Nate Allen is a columnist for the Arkansas Democrat-Gazette. A graduate of the University of Missouri, Allen is a member of the Football Writers Association of America and voter for the Heisman Trophy. He has authored three books about the Razorbacks.
No slip from DeBriyn to Van Horn
Former University of Arkansas baseball coach Norm DeBriyn speaks during the 14th annual Rogers Mayor's Prayer Breakfast on Thursday, May 1, 2014, at Cross Church in Rogers.
FAYETTEVILLE -- With his wonderfully self-deprecating wit and Wisconsin accent mixed into his embellished imitation of Frank Broyles' energized Georgia drawl, Norm DeBriyn relayed the conversation the day he resigned to then-Arkansas Athletic Director Broyles after 33 years coaching Razorbacks baseball.
Now finishing his 12th year as an associate athletic director of the Razorback Foundation, DeBriyn addressed a gathering of baseball program donors Thursday at Bear's Place restaurant in Fayetteville regarding Coach Dave Van Horn's Razorbacks before their Friday night opener in the Charlottesville (Va.) Regional.
"So I go in," DeBriyn said, "and say 'Coach Broyles, I think it's time I hang them up.' And he said, 'Do you think we can get Van Horn?' "
Norm had to wait awhile for audience laughter to subside.
"I said, 'I think we can,' " DeBriyn said. "And we did and he has done a great job."
DeBriyn's second baseman for his 1982 Razorbacks and an assistant from 1985-87 that included two trips to the College World Series, Van Horn has done a great job with 12 regionals in 12 years and three College World Series appearances after taking Nebraska to the Cornhuskers' first two CWS appearances.
However, it should be recalled that DeBriyn, a College Baseball Hall of Famer, did a great job at Arkansas before him.
Norm raised Razorbacks baseball from no conference affiliation in an American Legion park to George Cole Field and then to the college baseball mecca that is Baum Stadium with four College World Series appearances and Southwest Conference and SEC championships along the way.
Bob Carver always answered the phone: "Carver, here."
Whenever the Razorbacks called, the car dealer from Mena always answered.
Bob always had a car available for a Razorbacks coach along with hands-on encouragement and hands-off interference for the coaches driving the cars.
He was a booster who knew the rules and knew the game.

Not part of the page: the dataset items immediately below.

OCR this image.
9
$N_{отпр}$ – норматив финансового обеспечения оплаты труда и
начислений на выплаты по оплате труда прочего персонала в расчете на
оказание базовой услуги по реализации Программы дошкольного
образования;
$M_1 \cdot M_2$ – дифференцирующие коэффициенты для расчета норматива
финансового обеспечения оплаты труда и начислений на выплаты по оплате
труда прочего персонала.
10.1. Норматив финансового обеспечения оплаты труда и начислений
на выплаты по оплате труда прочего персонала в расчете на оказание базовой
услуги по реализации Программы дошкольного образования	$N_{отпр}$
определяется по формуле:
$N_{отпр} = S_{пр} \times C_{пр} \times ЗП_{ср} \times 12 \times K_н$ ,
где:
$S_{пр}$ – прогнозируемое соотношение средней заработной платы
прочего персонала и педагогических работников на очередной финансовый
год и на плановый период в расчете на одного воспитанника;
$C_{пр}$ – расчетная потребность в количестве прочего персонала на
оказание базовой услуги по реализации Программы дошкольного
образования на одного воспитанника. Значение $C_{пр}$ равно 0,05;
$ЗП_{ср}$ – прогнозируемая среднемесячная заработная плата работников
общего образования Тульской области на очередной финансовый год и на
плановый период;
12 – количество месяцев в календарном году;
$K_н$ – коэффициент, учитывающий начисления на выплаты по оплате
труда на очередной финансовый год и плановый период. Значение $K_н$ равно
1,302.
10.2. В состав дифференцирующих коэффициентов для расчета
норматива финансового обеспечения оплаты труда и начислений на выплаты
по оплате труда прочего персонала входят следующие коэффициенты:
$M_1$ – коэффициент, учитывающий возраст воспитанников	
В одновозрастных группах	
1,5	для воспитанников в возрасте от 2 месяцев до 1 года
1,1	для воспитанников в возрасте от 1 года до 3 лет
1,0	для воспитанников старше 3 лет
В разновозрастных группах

He knew the game so well that he was the constant spotter for his close friend, the late Paul Eells, on the Razorback radio network football broadcasts.
Dean Weber, the former longtime Razorbacks trainer who is about to become a Razorback Foundation assistant director, knew Bob best among the Razorbacks staffers mourning his death earlier this week at 78.
"He was traveling with us and donating cars back when I came here in 1973," Weber said Tuesday night. "Just a great supporter. He helped so many people and donated to so many other areas of the university. He was a great friend of Nolan Richardson and Houston Nutt and all of us."
Richardson, a former basketball coach, and Nutt, a former football coach, both expressed condolences.
"Great guy," Richardson said. "He will be missed by me and Rose [Richardson's wife]. He never asked for anything. He just helped people. We all will miss him."
Nutt also cited Carver's unwavering Arkansas loyalty.
"He was a giver, " Nutt said. "He gave us cars and gave us time. I felt like he was family and I know he did a good job for the radio crew.
"You knew he loved the Razorbacks, and he gave and gave."